2014/12/15

海外不動産の買ってはいけない物件
-資源関連都市

外国人投資家にはあまり宣伝されていないと思いますが、オーストラリア北部準州のダーウィンや、クイーンズランド州北部のグラッドストン、モランバなど、天然資源関連都市での不動産投資がときに人気を博すことがあります。

もともとが田舎町で低価格だった地域に、資源ブームのときには高給の仕事が多く生み出され、一時期は途方もない価格、家賃になっていました。

大都市の物件で「手堅い投資」をしていたのでは到底狙えないキャピタルゲイン、インカムゲインが期待できたことから、ニュースや投資雑誌で頻繁に取り上げられたことありました。

今では資源価格の下落で、こうしたエリアでの雇用も減り、住宅需要が急落しています。

何せ原油や鉄鉱石等の価格は、直近のピークから半値近くに下落しています。資源会社が鉱山を一時閉鎖したり、新規の開発もストップしています。

資源ブームを挟んだ良い時期に参入した投資家には、数年で不動産価格も家賃も2倍にということが起こりました。現在は元の田舎町としての状態に戻っています。

一過性のブームだと認識した上で行動していた抜け目ない投資家はともかく、資源高は当面続く(それに伴い鉱山都市の住宅需要も続く)とか、値段が上がっているから自分も買うと単純に考えていた投資家は痛い目にあっています。

景気が良い時期には、元々人口が少ないところに一気に労働者が増え、家賃は大都市よりも高くなることがあります。(高くても、景気のいい資源会社が負担します)。

しかし、資源産業の好景気が続くと見込み、遅い時期に参入した投資家は、痛い目を見ることになります。

5000万円くらいの物件をローンを組んで投資した場合、物件の価値は2500万円くらいに下がり、取れる家賃も激減しているのに、ローンの返済は続けなくてはいけません。引退後のために資産を増やすつもりが、一生働くことになりそうな個人投資家もいます。

国内ではホットスポット(狙い目)としてもてはやされることもありますが、どうしても動きが遅くなりがちな外国人投資家としては、初めから対象にしないほうがよいでしょう。

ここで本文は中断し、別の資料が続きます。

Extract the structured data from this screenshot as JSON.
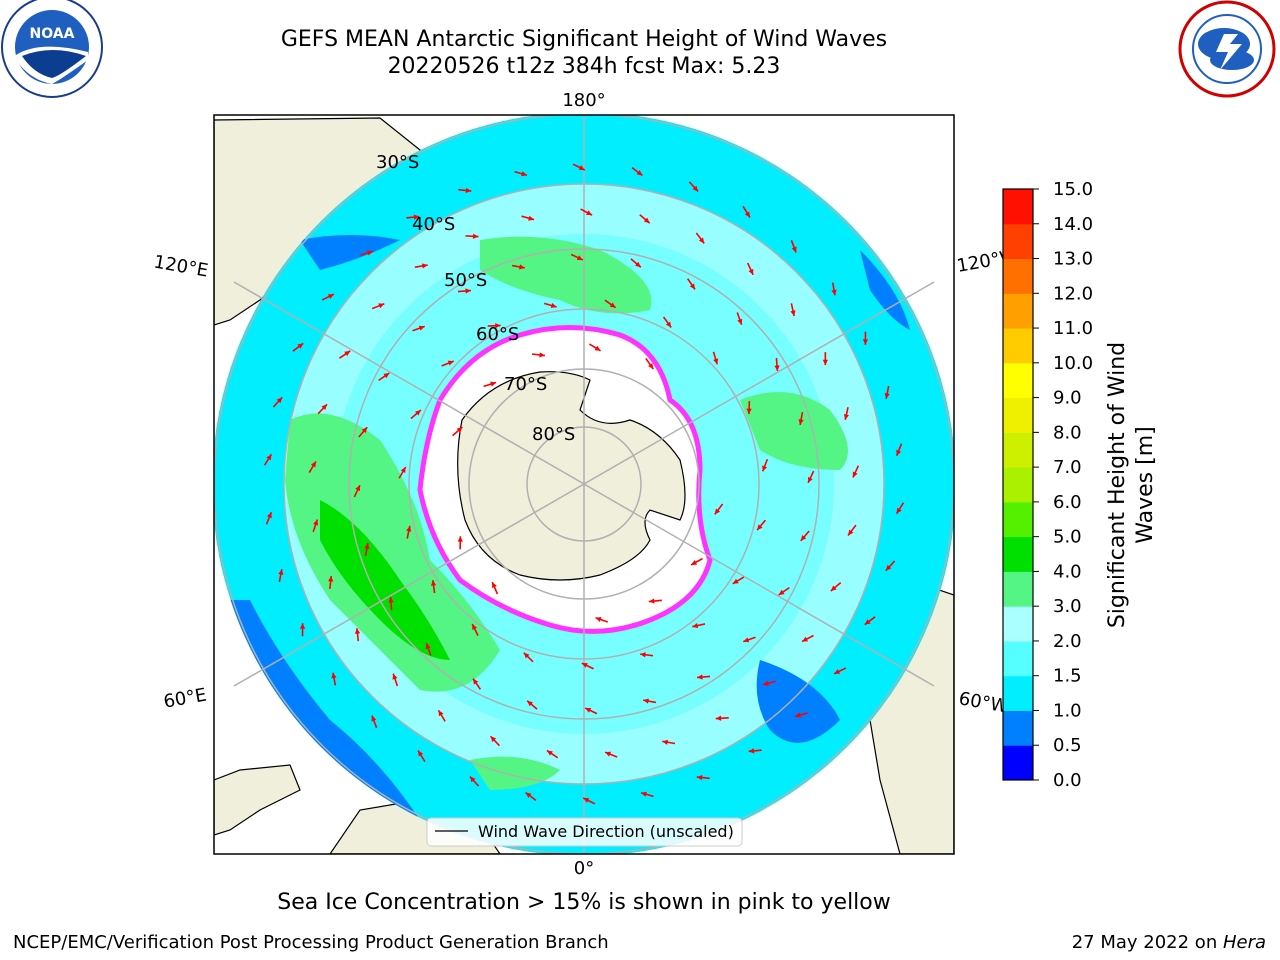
{
  "header": {
    "title_line1": "GEFS MEAN Antarctic Significant Height of Wind Waves",
    "title_line2": "20220526 t12z 384h fcst   Max: 5.23"
  },
  "logos": {
    "left": {
      "name": "NOAA",
      "ring_text": "NATIONAL OCEANIC AND ATMOSPHERIC ADMINISTRATION · U.S. DEPARTMENT OF COMMERCE"
    },
    "right": {
      "name": "NATIONAL WEATHER SERVICE"
    }
  },
  "map": {
    "lon_labels": {
      "top": "180°",
      "bottom": "0°",
      "left_upper": "120°E",
      "left_lower": "60°E",
      "right_upper": "120°W",
      "right_lower": "60°W"
    },
    "lat_labels": [
      "30°S",
      "40°S",
      "50°S",
      "60°S",
      "70°S",
      "80°S"
    ],
    "legend_label": "Wind Wave Direction (unscaled)",
    "colors": {
      "land": "#efefdc",
      "ice": "#ffffff",
      "ice_edge": "#ff33ff",
      "arrow": "#ff0000"
    }
  },
  "colorbar": {
    "label_line1": "Significant Height of Wind",
    "label_line2": "Waves [m]",
    "ticks": [
      "0.0",
      "0.5",
      "1.0",
      "1.5",
      "2.0",
      "3.0",
      "4.0",
      "5.0",
      "6.0",
      "7.0",
      "8.0",
      "9.0",
      "10.0",
      "11.0",
      "12.0",
      "13.0",
      "14.0",
      "15.0"
    ],
    "bins": [
      {
        "from": "0.0",
        "to": "0.5",
        "color": "#0000ff"
      },
      {
        "from": "0.5",
        "to": "1.0",
        "color": "#0080ff"
      },
      {
        "from": "1.0",
        "to": "1.5",
        "color": "#00eeff"
      },
      {
        "from": "1.5",
        "to": "2.0",
        "color": "#55ffff"
      },
      {
        "from": "2.0",
        "to": "3.0",
        "color": "#aaffff"
      },
      {
        "from": "3.0",
        "to": "4.0",
        "color": "#55f585"
      },
      {
        "from": "4.0",
        "to": "5.0",
        "color": "#00e000"
      },
      {
        "from": "5.0",
        "to": "6.0",
        "color": "#55f000"
      },
      {
        "from": "6.0",
        "to": "7.0",
        "color": "#aaf000"
      },
      {
        "from": "7.0",
        "to": "8.0",
        "color": "#ccf000"
      },
      {
        "from": "8.0",
        "to": "9.0",
        "color": "#eef000"
      },
      {
        "from": "9.0",
        "to": "10.0",
        "color": "#ffff00"
      },
      {
        "from": "10.0",
        "to": "11.0",
        "color": "#ffcc00"
      },
      {
        "from": "11.0",
        "to": "12.0",
        "color": "#ffa000"
      },
      {
        "from": "12.0",
        "to": "13.0",
        "color": "#ff7000"
      },
      {
        "from": "13.0",
        "to": "14.0",
        "color": "#ff4000"
      },
      {
        "from": "14.0",
        "to": "15.0",
        "color": "#ff1000"
      }
    ]
  },
  "footer": {
    "note": "Sea Ice Concentration > 15% is shown in pink to yellow",
    "left": "NCEP/EMC/Verification Post Processing Product Generation Branch",
    "right_prefix": "27 May 2022 on ",
    "right_machine": "Hera"
  }
}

資源都市が将来、また狙い目として喧伝される時期が来るかもしれません。オーストラリアの資源都市に限らず、世界の新興都市での投資が喧伝されるときは同様のリスクがありそうです。

結果論で言えば、「あのとき買っていれば」と思うことはあるかもしれませんが、それは世界のどこでも、株の場合でもあることです。

なお、大都市でも、ウェスタンオーストラリア州の州都パースも、地元の産業が資源関連に偏っているため、田舎町ほどではないものの、資源価格に景気や雇用が左右されやすいため注意が必要です。

天然資源ほど劇的な動きはないかもしれませんが、観光メインの都市、ケアンズ、ゴールドコーストなども、国内外の景気に左右されやすいので注意が必要です。

こちらは知名度が高いこともあり、外国人向けにも宣伝されることが多いので、特に気を付けないといけません。

数億円規模の資産があって、ポートフォリオの一部として資源都市、観光都市で大当たりを狙う(想定通りにならなくても耐えられる)ならありかもしれませんが、老後のための資金など、資産の大部分を投資として振り分けるのにはお勧めできません。

自分が住むための終の棲家として、値上がりも家賃収入もあてにせずに購入するなら別ですが。